How to remove javascript from string using python and then parse remaining string to table?

I have this string that i scraped from an unversity website. I want to parse it into a table where each row would consist of strings before and after a colon,":".

This is the string.

'課程中文名稱 Title of Course in Chinese：論文課程英文名稱 Title of Course in English：Thesis (Projects) 應修系級 Major：法律學系博士班2 , 授課教師 Instructor：****** 選修類別 Required/Elective：必全半學年 Whole or Half of the Academic Year：半學年學分 Credit(s)：0 學分時數 Hour(s)：0 小時 (function(window, $) { var sheetID = "1qkUIt6x8ry7F-etZJLMNKmEtDr0mwYdV3RNWw8fmOko", // 試算表代號 gid = "0", // 工作表代號 sql = "select%20B,%20C,%20D,%20E,%20F%20where%20G%20=%20'M6106'", // SQL 語法 callback = "callback"; // 回呼函數名稱 $.getScript("https://spreadsheets.google.com/tq?tqx=responseHandler:" + callback + "&tq=" + sql + "&key=" + sheetID + "&gid=" + gid); window[callback] = function(json) { var rowArray = json.table.rows, colArray = json.table.cols, rowLength = rowArray.length, colLength = colArray.length, html = "", i, j, dataGroup, dataLength, colName = new Array(); for (i = 0; i < colLength; i++) { colName[i] = colArray[i].label.replace(/彈性授課方式\W/g,''); } for (i = 0; i < rowLength; i++) { dataGroup = rowArray[i].c; dataLength = dataGroup.length; for (j = 0; j < dataLength; j++) { if (!dataGroup[j]) { continue; } if(dataGroup[j].v == "Y") html += colName[j] + ","; else if(j == (dataLength - 2) && dataGroup[j].v !== null) html += colName[j] + "-" + dataGroup[j].v + ","; } //if (dataGroup[dataLength - 2].v !== null) { //html += colName[dataLength - 2] + "-" + dataGroup[dataLength - 2].v + ","; //} html = html.substring(0,html.length - 1); html += "
"; } $("#test").html(html); if(html != "") $("#highlight").show(); }; })(window, jQuery); 「請遵守智慧財產權」及「不得非法複製及影印」。授課老師尚未建置課程大綱，若有需要請直接洽該任課教師！'

I tried to remove the javascript from this stack overflow page

An adhoc algorithm that i tried was just iteratively pairing the splitted string by every 2 element. This is the code.

spl = "the string"
spl = [spl[i:i + 2] for i in range(0, len(spl), 2)]

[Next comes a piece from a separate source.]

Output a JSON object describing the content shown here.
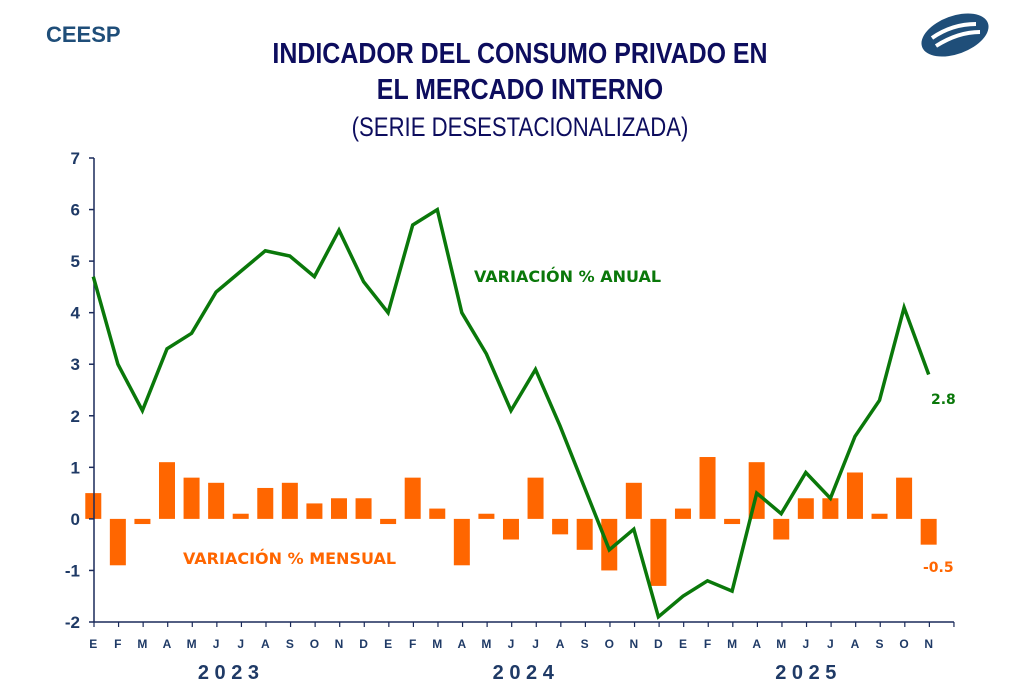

I do know that i can access alot of data if i execute the javascript from the browser doms. My question is how can i first parse out the javascript then parse the remaining string into a table?

Solution

Try:

import requests
from bs4 import BeautifulSoup

url = "https://sea.cc.ntpu.edu.tw/pls/dev_stud/course_query.queryGuide?g_serial=U1382&g_year=109&g_term=2&show_info=part"
soup = BeautifulSoup(requests.get(url).content, "html.parser")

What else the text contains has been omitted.